He trudged along the barn aisle towards the dim light that spilled out from the office door. It wasn’t like he could quit even if he didn’t have an intense love for horses and a passion for the racing world. His Aunt Elizabeth helped out whenever she could, but she wasn’t rich enough to pay for his college tuition. There would be money from his parents if it hadn’t gone to pay for his mom’s gambling debts. Lee shook his head. Dwelling on the past did nothing for him now.
A speck of red flashed in the corner of Lee’s eyes. He spun and stared into the dark stall across from him. Just as he took a step forward to investigate, something slammed into his shoulder.
“Holly hell!”
Lisa giggled. “I didn’t know you scared so easily. Next time I won’t tap your shoulder without saying something.”
“You call that a tap?” Lee glanced back over at the stall.

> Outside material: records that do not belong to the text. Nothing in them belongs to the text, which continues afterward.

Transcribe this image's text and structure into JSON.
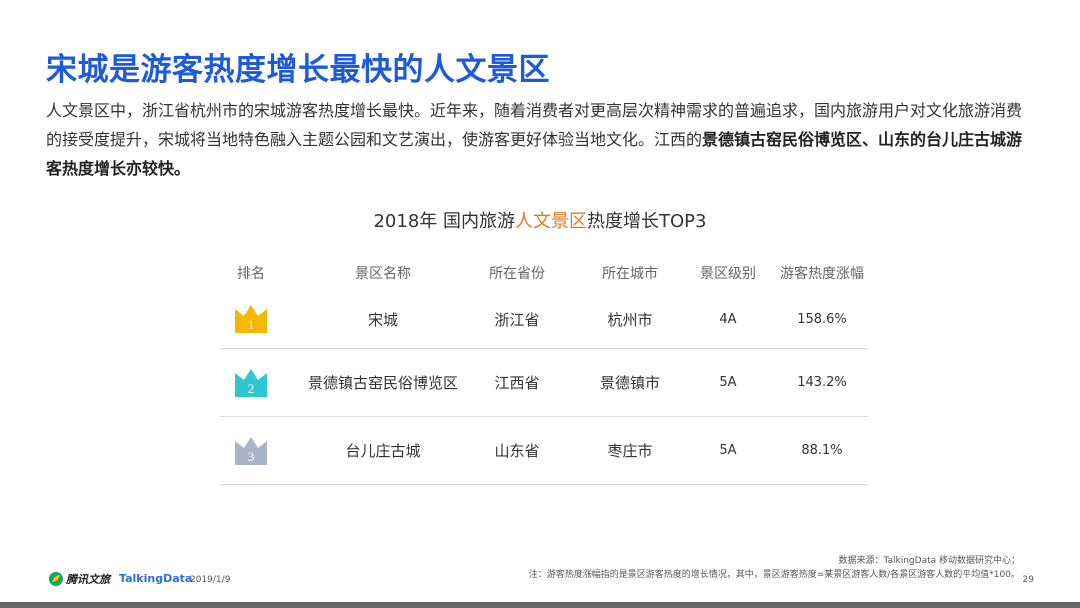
{
  "title": "宋城是游客热度增长最快的人文景区",
  "intro": {
    "text1": "人文景区中，浙江省杭州市的宋城游客热度增长最快。近年来，随着消费者对更高层次精神需求的普遍追求，国内旅游用户对文化旅游消费的接受度提升，宋城将当地特色融入主题公园和文艺演出，使游客更好体验当地文化。江西的",
    "bold": "景德镇古窑民俗博览区、山东的台儿庄古城游客热度增长亦较快。"
  },
  "table_title": {
    "prefix": "2018年 国内旅游",
    "accent": "人文景区",
    "suffix": "热度增长TOP3"
  },
  "accent_color": "#e07a1f",
  "headers": [
    "排名",
    "景区名称",
    "所在省份",
    "所在城市",
    "景区级别",
    "游客热度涨幅"
  ],
  "rows": [
    {
      "rank": "1",
      "crown_color": "#f5b800",
      "name": "宋城",
      "province": "浙江省",
      "city": "杭州市",
      "level": "4A",
      "growth": "158.6%"
    },
    {
      "rank": "2",
      "crown_color": "#2ec7cf",
      "name": "景德镇古窑民俗博览区",
      "province": "江西省",
      "city": "景德镇市",
      "level": "5A",
      "growth": "143.2%"
    },
    {
      "rank": "3",
      "crown_color": "#a8b4c8",
      "name": "台儿庄古城",
      "province": "山东省",
      "city": "枣庄市",
      "level": "5A",
      "growth": "88.1%"
    }
  ],
  "footer": {
    "source": "数据来源：TalkingData 移动数据研究中心；",
    "note": "注：游客热度涨幅指的是景区游客热度的增长情况，其中，景区游客热度=某景区游客人数/各景区游客人数的平均值*100。",
    "page": "29",
    "logo1": "腾讯文旅",
    "logo2": "TalkingData",
    "date": "2019/1/9"
  }
}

An uneasy shiver ran down his spine.
“Lee? Are you listening?”
“Er –sorry, what?”
“I asked if you were doing anything for Halloween.”
“I’ll watch ‘It’s the Great Pumpkin, Charlie Brown’, pass out candy, and go to bed.”
“But it’s your eighteenth birthday!”
Lee shrugged his shoulders. “I’m over it.” Who wanted to celebrate their parents’ deaths?
Lisa sighed. “You’re always grumpy on October thirty-first. I should know better than to talk to you on Halloween.” Lee’s friend departed with a cold good-bye.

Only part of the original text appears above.